満足度★★★★★
社会派エンターティンメント芝居にドキドキ
もう!!野木さんのセンスには、今回も脱帽!!
戯曲を書く段階から、きっと会場選びも、視野に入れているのでしょうね。
話だけ追えば、かなり心痛になりそうな内容にも関わらず、遊び心が随所にあって、深刻な中にも、どこかワクワクする感情が芽生えてしまいます。
「東京裁判」や「棄憶」同様、言わばドキュメンタリータッチの筋立てでありながら、登場人物一人一人の深層心理まで焙り出して行くような、野木さんの筆致には、ただただ感嘆するばかり。
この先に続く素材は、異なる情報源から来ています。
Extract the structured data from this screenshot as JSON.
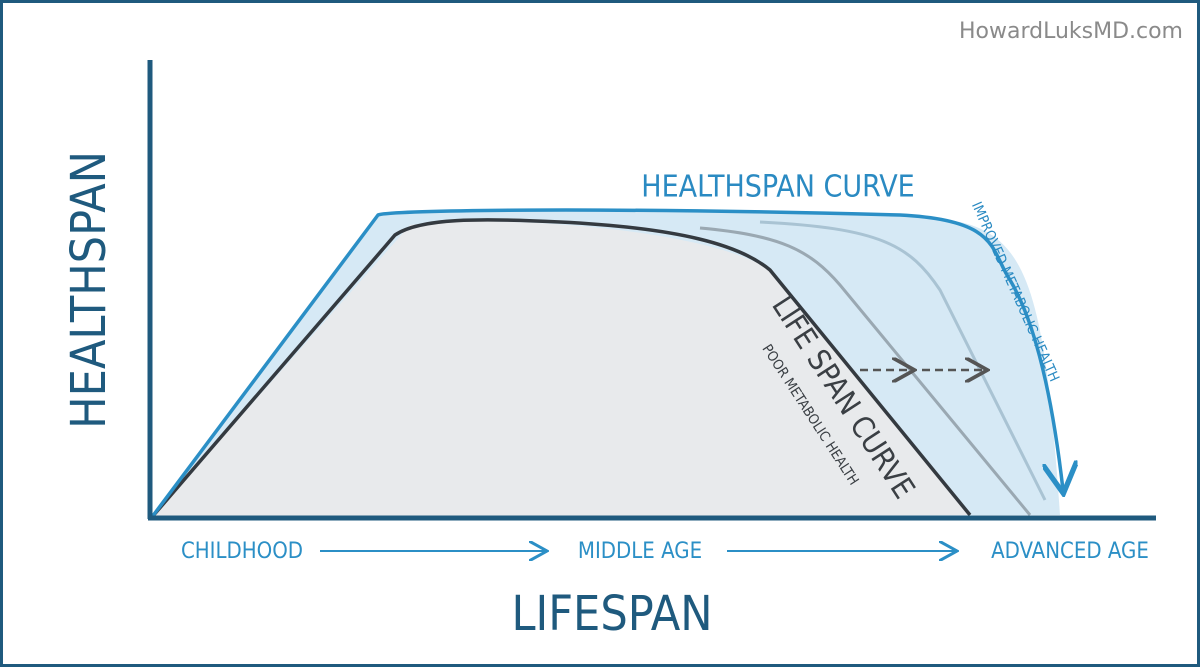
{
  "watermark": "HowardLuksMD.com",
  "y_axis_label": "HEALTHSPAN",
  "x_axis_label": "LIFESPAN",
  "stages": [
    "CHILDHOOD",
    "MIDDLE AGE",
    "ADVANCED AGE"
  ],
  "healthspan_curve": {
    "label": "HEALTHSPAN CURVE",
    "note": "IMPROVED METABOLIC HEALTH"
  },
  "lifespan_curve": {
    "label": "LIFE SPAN CURVE",
    "note": "POOR METABOLIC HEALTH"
  }
}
そして、それを、まるで、やはりドキュメンタリーのように、芝居とは思えない所作や表情、言い回しで、リアルな人間像を見せて下さる、役者さん達の力量が、これまた、尋常ならざる表現力で、圧倒されるばかりでした。
野木さんが、当パンで書いていらっしゃる通り、今まで拝見した作品よりは、数等ライトな印象でした。
こんな、社会派の深刻な題材を、こんなにライトな感覚で、照射できる劇作家兼演出家は、きっとなかなか見当たらないと思います。
パラドックス定数の舞台は、今後も、万難を排して観に行きたいと、強く思わせられる、刺激的な作品でした。